Common Mistakes When Sending CNY Abroad
- Using an unlicensed channel: Underground banking networks ("地下钱庄") are illegal in China. Penalties include fines, asset seizure, and criminal charges. Always use PBOC-licensed operators or internationally regulated apps.
- Not checking if Wise uses CNY or CNH: Wise routes CNY transfers via CIPS member banks — ensure your receiving bank is a CIPS participant if using Wise from China.
- Forgetting the annual quota resets on January 1: Many people exhaust their $50,000 quota in November/December, then forget they have a fresh $50,000 available from January 1. Plan large transfers accordingly.
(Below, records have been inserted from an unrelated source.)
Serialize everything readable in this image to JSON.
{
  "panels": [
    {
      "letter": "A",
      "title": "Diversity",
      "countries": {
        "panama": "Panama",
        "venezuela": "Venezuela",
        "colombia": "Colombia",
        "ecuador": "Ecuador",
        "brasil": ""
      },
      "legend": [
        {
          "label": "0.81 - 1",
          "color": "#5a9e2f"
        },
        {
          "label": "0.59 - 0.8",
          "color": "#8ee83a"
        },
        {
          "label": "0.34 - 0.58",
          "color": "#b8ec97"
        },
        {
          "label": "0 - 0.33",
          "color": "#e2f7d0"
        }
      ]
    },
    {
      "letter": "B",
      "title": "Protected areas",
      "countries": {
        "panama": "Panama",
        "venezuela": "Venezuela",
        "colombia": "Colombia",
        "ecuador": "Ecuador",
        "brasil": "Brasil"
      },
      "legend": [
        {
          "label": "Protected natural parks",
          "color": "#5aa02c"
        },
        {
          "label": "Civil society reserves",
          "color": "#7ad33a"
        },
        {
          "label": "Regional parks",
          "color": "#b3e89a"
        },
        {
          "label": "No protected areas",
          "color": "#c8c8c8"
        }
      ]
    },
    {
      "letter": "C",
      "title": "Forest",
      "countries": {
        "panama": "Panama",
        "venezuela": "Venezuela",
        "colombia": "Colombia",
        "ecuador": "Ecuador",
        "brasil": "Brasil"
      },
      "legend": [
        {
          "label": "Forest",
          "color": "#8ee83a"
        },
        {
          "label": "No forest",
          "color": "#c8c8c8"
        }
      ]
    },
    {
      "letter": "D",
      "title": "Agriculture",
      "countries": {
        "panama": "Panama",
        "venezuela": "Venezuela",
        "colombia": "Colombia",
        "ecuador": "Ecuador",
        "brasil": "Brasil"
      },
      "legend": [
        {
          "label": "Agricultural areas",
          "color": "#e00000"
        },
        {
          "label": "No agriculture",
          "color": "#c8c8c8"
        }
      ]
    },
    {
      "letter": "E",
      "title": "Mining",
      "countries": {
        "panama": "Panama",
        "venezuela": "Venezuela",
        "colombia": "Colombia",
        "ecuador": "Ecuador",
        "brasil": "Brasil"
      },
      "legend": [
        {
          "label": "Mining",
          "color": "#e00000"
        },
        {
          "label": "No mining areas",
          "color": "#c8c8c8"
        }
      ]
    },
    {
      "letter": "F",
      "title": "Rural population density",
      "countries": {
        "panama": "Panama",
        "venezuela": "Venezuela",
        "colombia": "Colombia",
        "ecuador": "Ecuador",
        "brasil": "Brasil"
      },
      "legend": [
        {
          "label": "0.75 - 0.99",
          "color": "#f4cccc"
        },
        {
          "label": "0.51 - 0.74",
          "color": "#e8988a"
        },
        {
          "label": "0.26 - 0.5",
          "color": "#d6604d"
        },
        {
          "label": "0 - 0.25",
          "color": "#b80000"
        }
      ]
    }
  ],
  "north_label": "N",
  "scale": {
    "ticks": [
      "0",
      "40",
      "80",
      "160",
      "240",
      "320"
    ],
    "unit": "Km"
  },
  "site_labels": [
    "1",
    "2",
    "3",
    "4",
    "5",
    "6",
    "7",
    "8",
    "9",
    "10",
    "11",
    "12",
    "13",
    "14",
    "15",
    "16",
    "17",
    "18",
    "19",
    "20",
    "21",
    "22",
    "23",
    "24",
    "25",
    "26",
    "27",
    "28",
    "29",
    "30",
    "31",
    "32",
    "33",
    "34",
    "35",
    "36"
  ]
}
- Sending during Chinese public holidays: Chinese New Year (typically January/February), Golden Week (October 1–7), and National Day create processing backlogs of up to a week at Chinese banks.
- Entering recipient name incorrectly: Name must match the receiving bank's records exactly, including middle names and spacing. A mismatch causes delays or returns the transfer.
- Assuming the PBOC fixing rate is the rate you get: Your provider adds a margin over the PBOC mid-market rate. This markup — not the headline rate — is where costs hide. Always compare the total recipient amount.